Actually, in the future, the biggest improvements between piledriver and bulldozer performance might be seen on fp-intensive code;
There is lots of software which is not recompiled to use Bulldozer's FMA4 instructions, but will get recompiled to use haswell's (and piledriver's) FMA3.
So on many programs bulldozer will be using separate fadd and fmul instructions(halving it's theoretical fp performance) but piledriver will use fma instructions.
First , i dont know how my first post you quoted ended up here ( some one moved it :smile
. To me ( a layman) this shouldn't be that hard of a problem to solve, dont move threads 0 through 3 to a thread <0 && >4 (repeat for N number of modules) . Use odd numbered threads before even, If there is a conflict between data locality and issuing on an not used odd thread fall back to the first rule.
The devil is always in the detail, but how hard could it be /Clarkson
But i dont see any advantage to the module system unless they make it wider, otherwise they are always going to be caught in the spot of having to low single/light threaded performance. Something like a 4 thread 3ALU int per core, 3x 256bit AVX2 module would be a floating point monster, but as i said i like wishful thinking.

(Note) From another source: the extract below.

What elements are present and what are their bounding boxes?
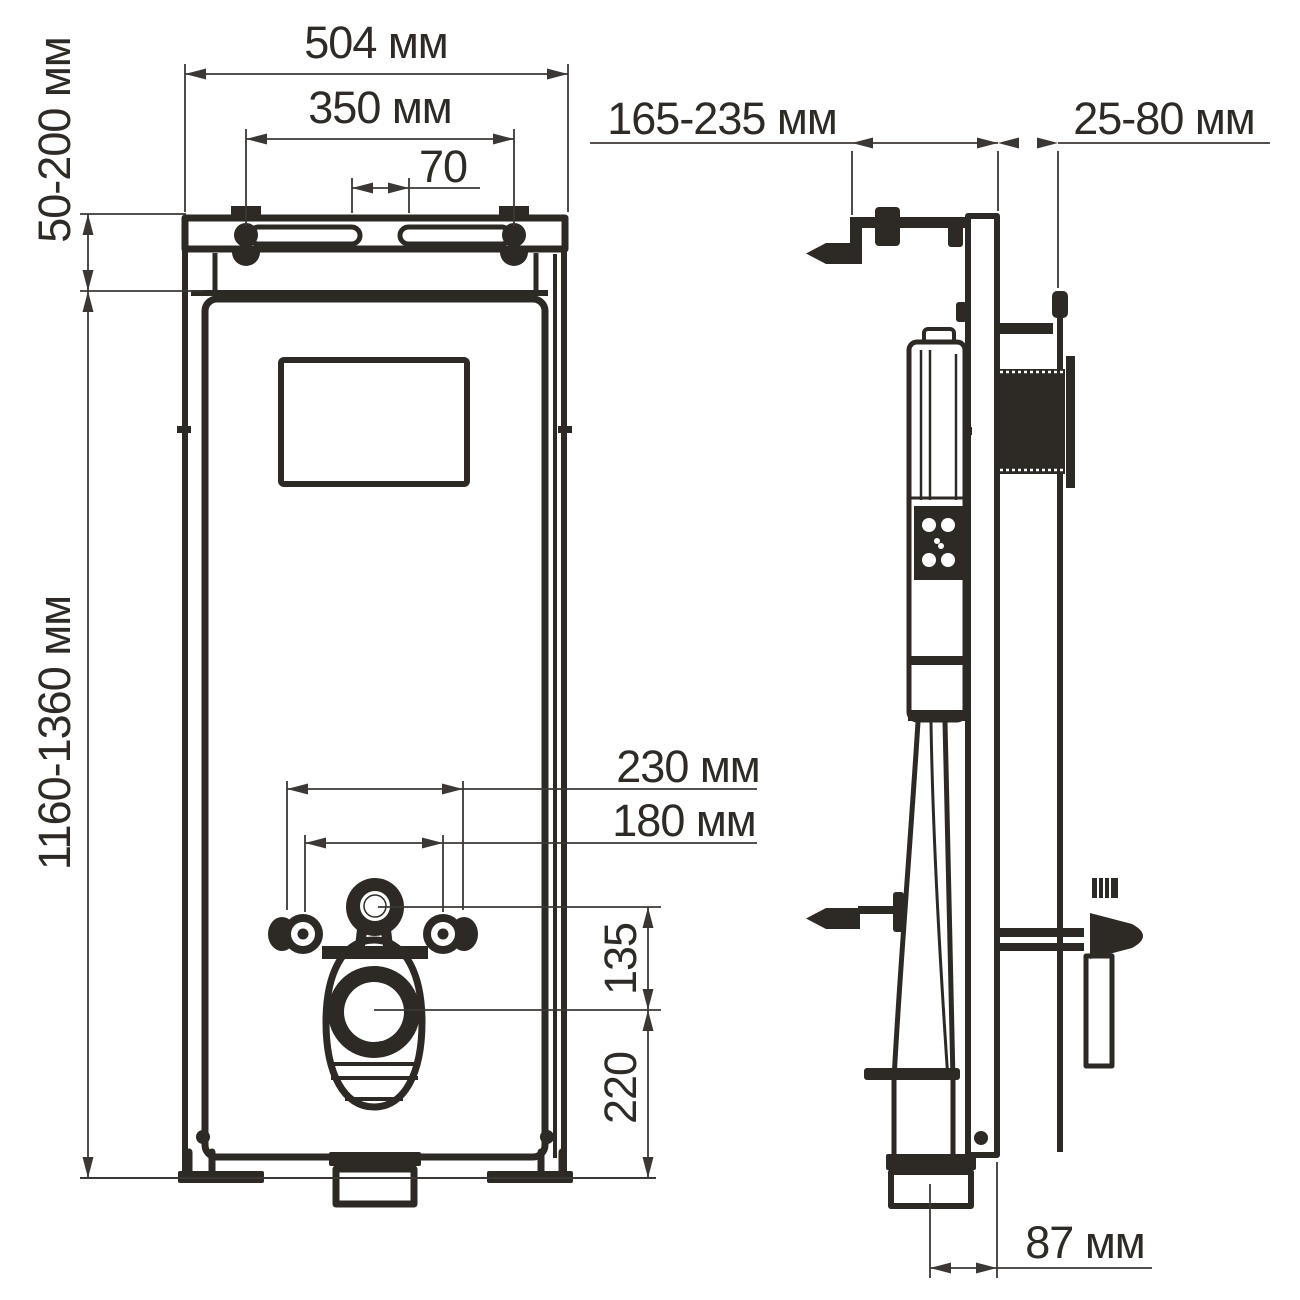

edit: this kind of slide gives me hope......lol
http://xtreview.com/images/opteron AMD Excavator architecture 01.gif
steamroller to add SMT, excavator to widen the module.
On the L1i, i just dont get what the logic behind it was, did they run into trouble with a new cache design and had to make a judgement call and took the less risky path? But yes, they need to fix L1i. Also add either separate decoders ( has been hinted at) or more decode width and able to decode to both cores on the same clock. Given the deepish nature of bulldozer a L0i/op cache/trace cache would likely help reduce required decode , power and maybe even help performance.
Second i was more thinking current and legacy workloads, i agree that FMA 4 is going to go nowhere. its kinda funny how AMD didn't even want it in the first place.